We went out before the museums closed

Andrés H.
4 min readApr 18, 2020
Image by Peter H in Pixabay

It was Wednesday weeks ago, and as usual, when I wait for you, my heart beats fast.

Outside the train station, the rain is relentless, the spring is yet to be seen and that winter — although weak and barely giving us any sign of snow — is not giving up. I sigh once more as I check the time on my cell phone. It’s time, your punctuality matches mine, and I know that in a few moments, I will see you get off the train.

Is the rain a cliché in love stories? Maybe not; it’s not in those that occur in March, or February, or in any month when the rain is there to accompany the steps of two people who go out to share a street.

If I had known that this would be the last time I would see you in many weeks, I would have said what I was thinking. And it wasn’t just a hello, How are you?

I would have told you that the color of your eyes makes me think of impossible and distant worlds, like distant planets where castaway cosmonauts from the cosmos find life again. That the gold in your hair reminds me of the gold worn by ancient kings or honey collected by peasant hands. That your sincere smile has been engraved in my memory for some weeks now and that I would like to confess in your ear that I await the day when I will receive the sunrise at your side.

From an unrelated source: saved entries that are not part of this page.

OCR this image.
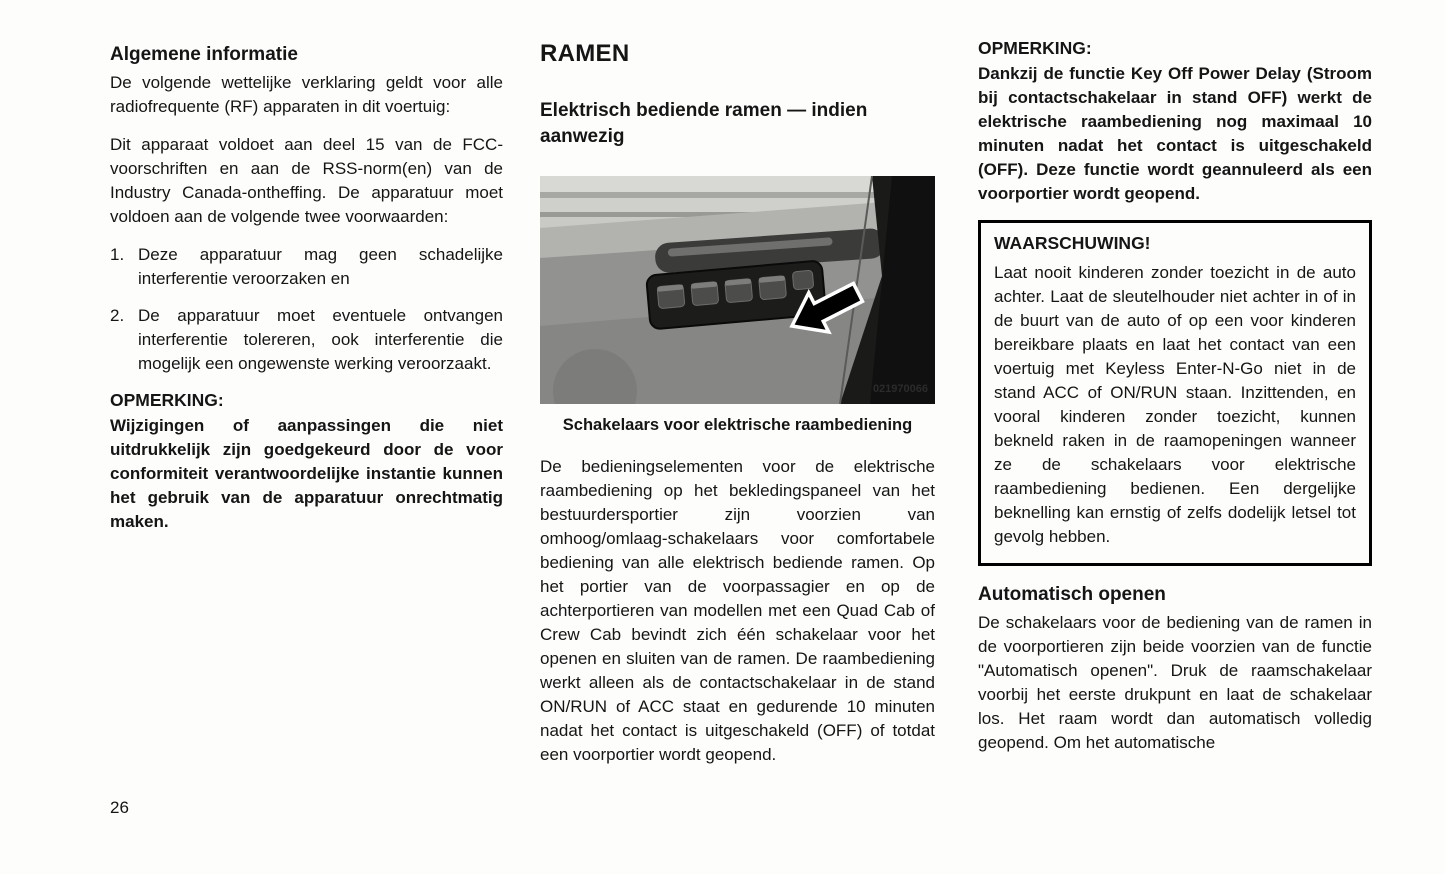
Algemene informatie

De volgende wettelijke verklaring geldt voor alle radiofrequente (RF) apparaten in dit voertuig:

Dit apparaat voldoet aan deel 15 van de FCC-voorschriften en aan de RSS-norm(en) van de Industry Canada-ontheffing. De apparatuur moet voldoen aan de volgende twee voorwaarden:

1. Deze apparatuur mag geen schadelijke interferentie veroorzaken en
2. De apparatuur moet eventuele ontvangen interferentie tolereren, ook interferentie die mogelijk een ongewenste werking veroorzaakt.
OPMERKING:

Wijzigingen of aanpassingen die niet uitdrukkelijk zijn goedgekeurd door de voor conformiteit verantwoordelijke instantie kunnen het gebruik van de apparatuur onrechtmatig maken.

RAMEN
Elektrisch bediende ramen — indien aanwezig
021970066
Schakelaars voor elektrische raambediening

De bedieningselementen voor de elektrische raambediening op het bekledingspaneel van het bestuurdersportier zijn voorzien van omhoog/omlaag-schakelaars voor comfortabele bediening van alle elektrisch bediende ramen. Op het portier van de voorpassagier en op de achterportieren van modellen met een Quad Cab of Crew Cab bevindt zich één schakelaar voor het openen en sluiten van de ramen. De raambediening werkt alleen als de contactschakelaar in de stand ON/RUN of ACC staat en gedurende 10 minuten nadat het contact is uitgeschakeld (OFF) of totdat een voorportier wordt geopend.

OPMERKING:

Dankzij de functie Key Off Power Delay (Stroom bij contactschakelaar in stand OFF) werkt de elektrische raambediening nog maximaal 10 minuten nadat het contact is uitgeschakeld (OFF). Deze functie wordt geannuleerd als een voorportier wordt geopend.

WAARSCHUWING!

Laat nooit kinderen zonder toezicht in de auto achter. Laat de sleutelhouder niet achter in of in de buurt van de auto of op een voor kinderen bereikbare plaats en laat het contact van een voertuig met Keyless Enter-N-Go niet in de stand ACC of ON/RUN staan. Inzittenden, en vooral kinderen zonder toezicht, kunnen bekneld raken in de raamopeningen wanneer ze de schakelaars voor elektrische raambediening bedienen. Een dergelijke beknelling kan ernstig of zelfs dodelijk letsel tot gevolg hebben.

Automatisch openen

De schakelaars voor de bediening van de ramen in de voorportieren zijn beide voorzien van de functie "Automatisch openen". Druk de raamschakelaar voorbij het eerste drukpunt en laat de schakelaar los. Het raam wordt dan automatisch volledig geopend. Om het automatische

26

You got off your train and saw me. We exchanged the formalities and news, your most recent misadventures in a class, the inconveniences of a train that delays its arrival, and how annoying it is to walk in the rain.

Thinking annoys like a walk in the rain.

I tell you I like the rain, it reminds me of my city. That rainy, cloudy weather that’s perfect for quiet reflection while looking out the window of a bus. You disagree, wet weather will never be to your liking and, you can’t wait for summer.

Perhaps I know you well enough to know that summer will not please you either and that the long days of June will become — for both of us — a new source of small complaints, perhaps little excuses to talk during the bright hours of the night, common in these latitudes.

We walk to the museum. Today the entrance is free, and probably that is enough of an attraction to go. Maybe you don’t know it yet, but I don’t need excuses to see you. Something else I should have said a few weeks ago, and now I have no choice but to pause.

We walk for hours between paintings and works of art, stopping to admire the ones that seem, stranger, commenting on colors and figures. We are not experts in art, far from it, we don’t need to be to appreciate it. All I need is your company to comment on patterns, colors, and funny faces in paintings older than us.

We sit down and look at a big painting. A paint of saints reviewing what appears to be large scrolls of ancient knowledge. Or medical bills, or whatever. There again, time stops for both of us, and I dare to look at you again. If I had known that would be the last time I would see you for weeks, I would not have let go of your hand. I would have detailed better the color of your green nails, memorized every flash, and then recreated them in my imagination. I would have appreciated the texture of your blue coat, your white hands, and my own skin, which feels different after your touch. I am different, everything is different.

I recently moved to this city, and everything is new to me, however since I met you, I feel that I must rediscover everything again. Rediscover the world by your side, and if life doesn’t give me time to be the whole world, at least this coffee shop I know, go ahead, sit down and make yourself comfortable and let me pay the bill for once.

Rediscover How does it feel to walk along the pier in your company? How is it different to see the sun fall on white cathedrals standing next to you? How does a drink of beer taste different if you are smiling on the other side of the table? Listening to the frantic gulls, watching boats in the distance, reading a book in silence. Missing, writing, dreaming, being alone. Rediscovering.

We went out before the museums closed. We walked the streets before the ghosts did. Remember all that, all that awaits us after the fear.

There are many things I have to tell you, when we regain that underestimated ability, to find each other among the crowds.